DETERMINATION to win this year's premiership was the theme of the Western Bulldogs' impressive season launch at Docklands on Wednesday night.

The club decided against having the function at its previous venue – the Lakeside Banquet & Convention Centre in Taylors Lakes – to go upmarket with a Victory Room function for 500 attendees.

Canapés on the boundary, supplied by new major sponsor Mission Foods, kicked off the evening before proceedings moved inside where players were presented to the crowd.

Each player was handed their jumper by club great Scott West, who retired at the end of last season. West said jumper presentation nights were always special.

"To be able to pull on the jumper and know what that jumper has done in history and also know that you have the opportunity to create your own history is a great feeling," he said.

A highlight of West's involvement was the moment he handed his No.7 guernsey to new leadership group member Shaun Higgins, who acknowledged the seven time best-and-fairest winner's contribution to the club.

"They are big shoes but I'm not going to try and fill them," he said.

"I'll just go about footy the way he did and continue to learn as much as I did from the time he was at the club."

Coach Rodney Eade addressed the crowd and dispelled any concerns raised by the Dogs' winless start to the pre-season.

"I think it was a slow news day for the Herald Sun on Monday, having us as the back page lead about our pre-season game," he said.

"I have been really pleased this pre-season.
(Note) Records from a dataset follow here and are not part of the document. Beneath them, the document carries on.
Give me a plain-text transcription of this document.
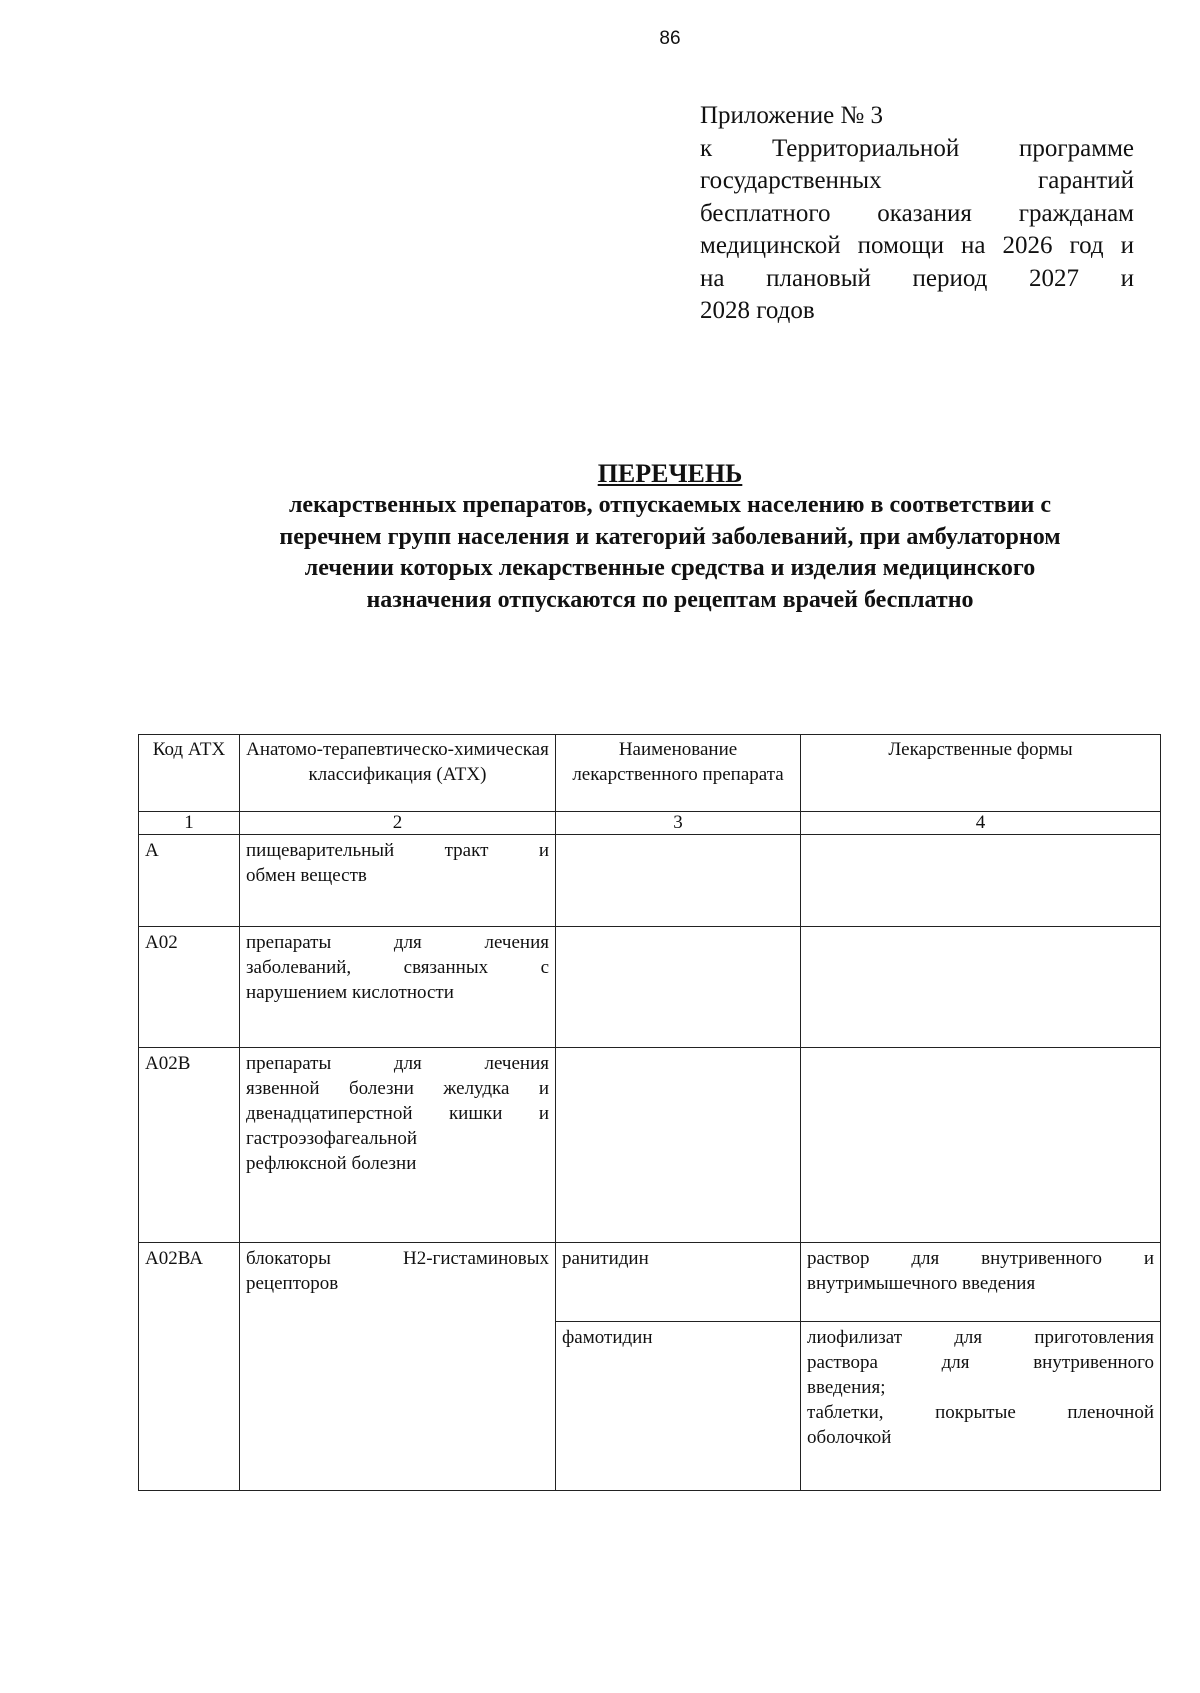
86
Приложение № 3
к Территориальной программе
государственных гарантий
бесплатного оказания гражданам
медицинской помощи на 2026 год и
на плановый период 2027 и
2028 годов
ПЕРЕЧЕНЬ
лекарственных препаратов, отпускаемых населению в соответствии с перечнем групп населения и категорий заболеваний, при амбулаторном лечении которых лекарственные средства и изделия медицинского назначения отпускаются по рецептам врачей бесплатно
Код АТХ	Анатомо-терапевтическо-химическая классификация (АТХ)	Наименование лекарственного препарата	Лекарственные формы
1	2	3	4
А	пищеварительный тракт и
обмен веществ		

А02	препараты для лечения
заболеваний, связанных с
нарушением кислотности		

А02В	препараты для лечения
язвенной болезни желудка и
двенадцатиперстной кишки и
гастроэзофагеальной
рефлюксной болезни		

А02ВА	блокаторы Н2-гистаминовых
рецепторов	ранитидин	раствор для внутривенного и
внутримышечного введения

		фамотидин	лиофилизат для приготовления
раствора для внутривенного
введения;
таблетки, покрытые пленочной
оболочкой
There's obviously some areas we need to work on but out of the three games we've played, we've had up to six or seven players out each time.

"Some of the signs in the second half of the Sydney game last week were encouraging, while the game against St Kilda was just terrible from both sides.

"We've had a very solid pre-season, and probably our work rate over the last week was as heavy as it's been football-wise.

"Because we've got a very tough start to the year travel-wise, we've got a plan to load the players up fitness-wise and they've been playing tired, but we're starting to lighten the load now.

"We've felt in the last two seasons we've fallen away a little bit and we hope we'll take a different tack into the end of the season this year."

President David Smorgon said the club was determined to atone for falling short of last year's grand final and has been working hard to ensure it doesn't happen in 2009.

"Anybody that was in the rooms after our preliminary loss to Geelong last year would have felt and noticed a sheer hunger, a feeling of hurt, that we need to go that next step," he said.

"That hunger has been maintained in everything I've seen and in everything I've heard over this pre-season period.

"The players have put the work in and they deserve success. As a club, we have supported them.

"We will continue to work our butts off. We will continue to work hard. We've got objectives to achieve that we haven't yet reached and we will not stop working.

"We are a club on the move. We are on the improve. We want a premiership."